Bildung Spätere Einschulung wird zu Problem für Kitas

Fast die Hälfte der Korridorkinder wird im Herbst nicht eingeschult und geht ein Jahr länger in den Kindergarten - mit deutlichen Folgen für die Kitas. Seit diesem Jahr können Eltern entscheiden, ob sie Kinder, die zwischen Juli und September sechs Jahre alt werden, einschulen oder zurückstellen. Bisher entschieden die Schulleiter. Laut aktuellen Zahlen des Kultusministeriums werden zum kommenden Herbst tatsächlich deutlich mehr Kinder zurückgestellt als 2018. Diese Zahl steige seit Jahren, heißt es. Aber sie werde durch den Korridor "verstärkt". Von 32 216 Kindern werden 14 171 nicht eingeschult. Das sind 2800 Kinder mehr als 2018, ein bayernweiter Anstieg von neun Prozentpunkten. In Hof, Bayreuth und Schwabach steigt die Zahl sogar um 30 Prozentpunkte.

München berichtet bereits von Kitas, in denen Dreijährige deshalb wohl keinen Platz mehr haben. Anderen Kommunen geht es laut Bayerischem Städtetag ähnlich, eine Lösung ist nicht in Sicht. Eltern haben aber einen Rechtsanspruch auf einen Platz. Lösungen hat auch Sozialministerin Kerstin Schreyer (CSU) nicht. Sie empfiehlt enge Kommunikation zwischen Schulen und Kitas, und äußert Verständnis für die Kritiker: Die Umsetzung sei "alles andere als glücklich verlaufen". Die Entscheidungsfrist der Eltern sei mit dem Sozialministerium nicht abgestimmt worden - und wird von 2020 an auf März vorverlegt, um Planungschaos zu vermeiden. Eine Forderung, die auch die Grünen äußerten.

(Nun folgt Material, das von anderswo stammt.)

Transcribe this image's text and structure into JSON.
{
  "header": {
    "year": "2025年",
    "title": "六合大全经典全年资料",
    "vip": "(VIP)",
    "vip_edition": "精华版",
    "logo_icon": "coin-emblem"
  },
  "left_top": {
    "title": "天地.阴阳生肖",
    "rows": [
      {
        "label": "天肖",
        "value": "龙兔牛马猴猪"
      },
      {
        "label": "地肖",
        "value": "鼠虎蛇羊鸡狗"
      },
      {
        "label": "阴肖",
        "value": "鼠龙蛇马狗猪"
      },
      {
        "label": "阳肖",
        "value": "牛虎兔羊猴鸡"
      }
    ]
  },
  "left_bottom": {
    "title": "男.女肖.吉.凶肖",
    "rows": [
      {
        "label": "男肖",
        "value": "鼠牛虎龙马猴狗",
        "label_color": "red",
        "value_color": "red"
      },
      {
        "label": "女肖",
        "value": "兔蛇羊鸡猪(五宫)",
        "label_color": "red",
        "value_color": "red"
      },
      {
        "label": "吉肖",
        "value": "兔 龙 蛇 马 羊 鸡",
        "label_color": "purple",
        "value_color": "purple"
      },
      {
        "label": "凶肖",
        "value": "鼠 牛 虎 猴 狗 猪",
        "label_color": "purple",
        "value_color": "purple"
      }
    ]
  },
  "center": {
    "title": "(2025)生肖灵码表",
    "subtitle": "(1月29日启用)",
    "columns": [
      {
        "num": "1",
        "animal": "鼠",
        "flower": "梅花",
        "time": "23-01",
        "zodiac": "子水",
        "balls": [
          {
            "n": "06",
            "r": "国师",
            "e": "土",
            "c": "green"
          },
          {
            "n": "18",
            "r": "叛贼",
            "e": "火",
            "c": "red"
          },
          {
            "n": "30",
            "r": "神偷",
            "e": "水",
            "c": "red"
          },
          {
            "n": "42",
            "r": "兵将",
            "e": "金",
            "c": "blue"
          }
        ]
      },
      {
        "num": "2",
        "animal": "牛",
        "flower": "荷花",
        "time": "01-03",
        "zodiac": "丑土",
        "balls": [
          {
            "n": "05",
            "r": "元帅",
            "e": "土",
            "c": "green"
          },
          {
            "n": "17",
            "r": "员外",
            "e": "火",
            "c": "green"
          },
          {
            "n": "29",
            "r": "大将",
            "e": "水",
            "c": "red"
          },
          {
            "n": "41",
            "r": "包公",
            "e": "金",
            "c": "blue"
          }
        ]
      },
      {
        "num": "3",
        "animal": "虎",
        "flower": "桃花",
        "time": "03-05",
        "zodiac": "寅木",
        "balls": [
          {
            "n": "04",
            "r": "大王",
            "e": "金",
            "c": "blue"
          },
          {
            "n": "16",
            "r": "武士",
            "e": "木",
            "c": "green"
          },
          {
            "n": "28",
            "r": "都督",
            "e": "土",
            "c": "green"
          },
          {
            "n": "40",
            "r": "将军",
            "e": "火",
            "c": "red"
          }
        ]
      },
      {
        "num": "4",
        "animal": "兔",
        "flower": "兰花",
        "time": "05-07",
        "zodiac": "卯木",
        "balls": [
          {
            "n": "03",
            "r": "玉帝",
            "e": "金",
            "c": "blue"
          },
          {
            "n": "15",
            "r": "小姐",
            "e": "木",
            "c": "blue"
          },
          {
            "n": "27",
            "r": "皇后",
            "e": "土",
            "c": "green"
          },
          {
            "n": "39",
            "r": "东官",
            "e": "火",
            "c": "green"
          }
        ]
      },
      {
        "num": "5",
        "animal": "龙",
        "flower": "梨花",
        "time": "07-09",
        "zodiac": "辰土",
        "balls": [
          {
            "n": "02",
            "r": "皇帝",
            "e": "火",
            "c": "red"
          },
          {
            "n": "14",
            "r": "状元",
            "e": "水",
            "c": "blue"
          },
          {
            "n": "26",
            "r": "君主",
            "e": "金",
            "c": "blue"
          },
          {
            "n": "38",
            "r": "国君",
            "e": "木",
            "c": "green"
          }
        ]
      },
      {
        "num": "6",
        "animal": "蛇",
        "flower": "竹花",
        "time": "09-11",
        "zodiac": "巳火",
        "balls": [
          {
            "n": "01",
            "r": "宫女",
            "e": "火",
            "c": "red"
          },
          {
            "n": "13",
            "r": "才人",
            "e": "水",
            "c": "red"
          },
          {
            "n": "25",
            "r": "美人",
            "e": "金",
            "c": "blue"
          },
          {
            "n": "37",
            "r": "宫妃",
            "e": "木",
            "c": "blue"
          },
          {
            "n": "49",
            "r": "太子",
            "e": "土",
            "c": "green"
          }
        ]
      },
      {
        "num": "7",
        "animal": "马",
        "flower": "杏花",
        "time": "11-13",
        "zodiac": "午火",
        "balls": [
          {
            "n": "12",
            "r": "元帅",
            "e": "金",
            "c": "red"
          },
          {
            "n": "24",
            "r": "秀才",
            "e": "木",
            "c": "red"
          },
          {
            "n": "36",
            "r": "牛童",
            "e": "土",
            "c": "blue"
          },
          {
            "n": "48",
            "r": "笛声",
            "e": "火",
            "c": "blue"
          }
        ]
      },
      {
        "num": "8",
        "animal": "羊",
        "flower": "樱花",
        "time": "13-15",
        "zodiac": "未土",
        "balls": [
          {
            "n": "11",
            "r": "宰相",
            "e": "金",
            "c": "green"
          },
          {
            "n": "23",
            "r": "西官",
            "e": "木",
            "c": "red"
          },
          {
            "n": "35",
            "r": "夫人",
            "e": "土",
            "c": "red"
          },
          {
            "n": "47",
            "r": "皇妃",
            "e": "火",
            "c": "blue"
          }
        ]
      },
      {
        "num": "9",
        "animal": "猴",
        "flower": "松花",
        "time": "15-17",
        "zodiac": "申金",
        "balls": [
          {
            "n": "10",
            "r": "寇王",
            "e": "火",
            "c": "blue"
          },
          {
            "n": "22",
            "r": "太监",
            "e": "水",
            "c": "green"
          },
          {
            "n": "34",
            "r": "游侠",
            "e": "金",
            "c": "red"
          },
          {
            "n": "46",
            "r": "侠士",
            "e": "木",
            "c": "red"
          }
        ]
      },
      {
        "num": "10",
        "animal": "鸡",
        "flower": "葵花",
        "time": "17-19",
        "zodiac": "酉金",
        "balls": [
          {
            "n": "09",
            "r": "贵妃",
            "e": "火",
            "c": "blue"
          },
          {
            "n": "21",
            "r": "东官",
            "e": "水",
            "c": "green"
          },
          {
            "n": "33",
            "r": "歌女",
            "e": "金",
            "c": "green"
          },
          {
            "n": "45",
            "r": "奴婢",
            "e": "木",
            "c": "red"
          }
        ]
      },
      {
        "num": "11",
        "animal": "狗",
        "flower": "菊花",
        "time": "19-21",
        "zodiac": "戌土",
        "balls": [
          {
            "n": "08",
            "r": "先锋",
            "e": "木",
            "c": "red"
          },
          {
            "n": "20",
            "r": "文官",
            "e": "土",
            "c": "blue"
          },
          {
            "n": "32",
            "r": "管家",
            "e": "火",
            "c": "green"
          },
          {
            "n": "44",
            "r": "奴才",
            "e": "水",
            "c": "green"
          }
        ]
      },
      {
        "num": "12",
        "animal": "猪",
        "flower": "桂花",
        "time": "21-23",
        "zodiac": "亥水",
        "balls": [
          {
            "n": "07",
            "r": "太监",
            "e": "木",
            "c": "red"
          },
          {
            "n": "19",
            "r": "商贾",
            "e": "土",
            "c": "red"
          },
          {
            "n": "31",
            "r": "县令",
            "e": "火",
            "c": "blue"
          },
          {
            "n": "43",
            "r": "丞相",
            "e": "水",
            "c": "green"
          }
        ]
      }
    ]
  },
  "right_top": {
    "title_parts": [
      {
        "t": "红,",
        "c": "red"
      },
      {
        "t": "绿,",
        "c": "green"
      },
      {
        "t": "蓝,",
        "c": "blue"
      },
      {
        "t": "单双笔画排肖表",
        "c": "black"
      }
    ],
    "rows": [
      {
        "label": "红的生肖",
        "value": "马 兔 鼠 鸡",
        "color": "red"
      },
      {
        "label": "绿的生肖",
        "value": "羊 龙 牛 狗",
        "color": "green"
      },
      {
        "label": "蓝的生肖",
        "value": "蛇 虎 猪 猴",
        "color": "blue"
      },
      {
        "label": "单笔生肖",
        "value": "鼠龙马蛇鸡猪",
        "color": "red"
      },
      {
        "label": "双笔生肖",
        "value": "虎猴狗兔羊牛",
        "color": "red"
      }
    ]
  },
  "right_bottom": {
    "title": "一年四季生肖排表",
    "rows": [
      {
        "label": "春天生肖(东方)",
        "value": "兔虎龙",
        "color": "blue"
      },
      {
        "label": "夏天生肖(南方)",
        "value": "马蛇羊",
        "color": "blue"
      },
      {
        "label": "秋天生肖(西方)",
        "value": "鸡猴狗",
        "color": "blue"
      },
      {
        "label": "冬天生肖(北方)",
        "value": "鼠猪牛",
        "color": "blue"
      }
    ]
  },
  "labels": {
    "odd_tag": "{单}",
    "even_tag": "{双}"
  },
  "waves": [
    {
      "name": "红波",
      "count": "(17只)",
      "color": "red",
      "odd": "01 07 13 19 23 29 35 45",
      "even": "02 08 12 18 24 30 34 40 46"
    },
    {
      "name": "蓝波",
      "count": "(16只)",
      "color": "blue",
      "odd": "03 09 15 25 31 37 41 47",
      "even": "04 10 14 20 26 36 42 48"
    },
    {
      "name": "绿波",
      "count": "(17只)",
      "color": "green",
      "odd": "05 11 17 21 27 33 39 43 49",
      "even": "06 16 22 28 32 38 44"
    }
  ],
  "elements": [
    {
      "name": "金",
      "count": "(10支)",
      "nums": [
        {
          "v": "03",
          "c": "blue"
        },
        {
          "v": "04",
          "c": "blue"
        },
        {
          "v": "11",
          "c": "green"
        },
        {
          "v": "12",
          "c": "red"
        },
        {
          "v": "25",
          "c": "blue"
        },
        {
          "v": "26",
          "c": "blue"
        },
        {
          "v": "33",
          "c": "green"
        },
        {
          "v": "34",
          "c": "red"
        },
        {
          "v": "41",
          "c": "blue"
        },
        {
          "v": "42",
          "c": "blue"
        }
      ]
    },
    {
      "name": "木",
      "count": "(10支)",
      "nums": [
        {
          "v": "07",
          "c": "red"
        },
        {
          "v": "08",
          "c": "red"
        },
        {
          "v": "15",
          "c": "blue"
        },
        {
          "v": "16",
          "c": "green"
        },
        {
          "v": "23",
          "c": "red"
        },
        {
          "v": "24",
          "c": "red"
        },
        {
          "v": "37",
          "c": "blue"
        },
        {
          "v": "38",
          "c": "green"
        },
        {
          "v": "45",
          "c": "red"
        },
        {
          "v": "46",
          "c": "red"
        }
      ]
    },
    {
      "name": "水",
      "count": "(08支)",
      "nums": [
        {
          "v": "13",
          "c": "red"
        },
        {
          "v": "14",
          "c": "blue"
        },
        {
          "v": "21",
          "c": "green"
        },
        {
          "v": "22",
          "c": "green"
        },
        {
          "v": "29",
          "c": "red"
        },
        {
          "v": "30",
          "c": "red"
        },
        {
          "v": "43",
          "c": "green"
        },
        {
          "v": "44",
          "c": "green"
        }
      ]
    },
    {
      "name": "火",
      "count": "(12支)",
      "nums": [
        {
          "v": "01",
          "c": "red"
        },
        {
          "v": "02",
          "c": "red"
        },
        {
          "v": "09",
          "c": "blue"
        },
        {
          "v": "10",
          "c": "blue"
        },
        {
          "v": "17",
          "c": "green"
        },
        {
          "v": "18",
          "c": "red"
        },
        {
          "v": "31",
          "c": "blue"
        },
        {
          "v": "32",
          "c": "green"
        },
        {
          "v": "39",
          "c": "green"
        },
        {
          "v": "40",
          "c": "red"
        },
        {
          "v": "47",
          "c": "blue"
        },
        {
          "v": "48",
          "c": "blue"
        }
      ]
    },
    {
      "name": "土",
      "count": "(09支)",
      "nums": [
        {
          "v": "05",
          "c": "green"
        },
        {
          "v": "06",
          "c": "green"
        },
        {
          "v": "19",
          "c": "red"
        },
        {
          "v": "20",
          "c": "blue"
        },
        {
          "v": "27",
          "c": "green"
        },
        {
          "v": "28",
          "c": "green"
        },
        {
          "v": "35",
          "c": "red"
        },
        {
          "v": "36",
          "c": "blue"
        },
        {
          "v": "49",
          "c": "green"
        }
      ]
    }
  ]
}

Schulminister Michael Piazolo (Freie Wähler) hatte den Korridor zu Jahresbeginn eingeführt, um Mitspracherechte der Eltern zu stärken. Eine entsprechende Online-Petition gegen die "Früheinschulung" hatte er schon unterstützt als er noch Oppositioneller war und ließ den Korridor in den Koalitionsvertrag schreiben. 22 000 Unterstützer verzeichnet die Petition. Bei Kommunen und bayerischem Lehrer- und Lehrerinnenverband hatte die Einführung des Korridors allerdings scharfe Kritik ausgelöst. BLLV-Präsidentin Simone Fleischmann wirft Piazolo eine "hektische Umstellung" vor, die Unruhe an den Schulen auslöste und ein falsches Signal sende: Kinder vor Schule schützen zu müssen. BLLV und Schulräte seien frühzeitig eingebunden worden, heißt es dagegen aus dem Kultusministerium, und der Korridor entlaste die Schulen von Verwaltungsaufwand.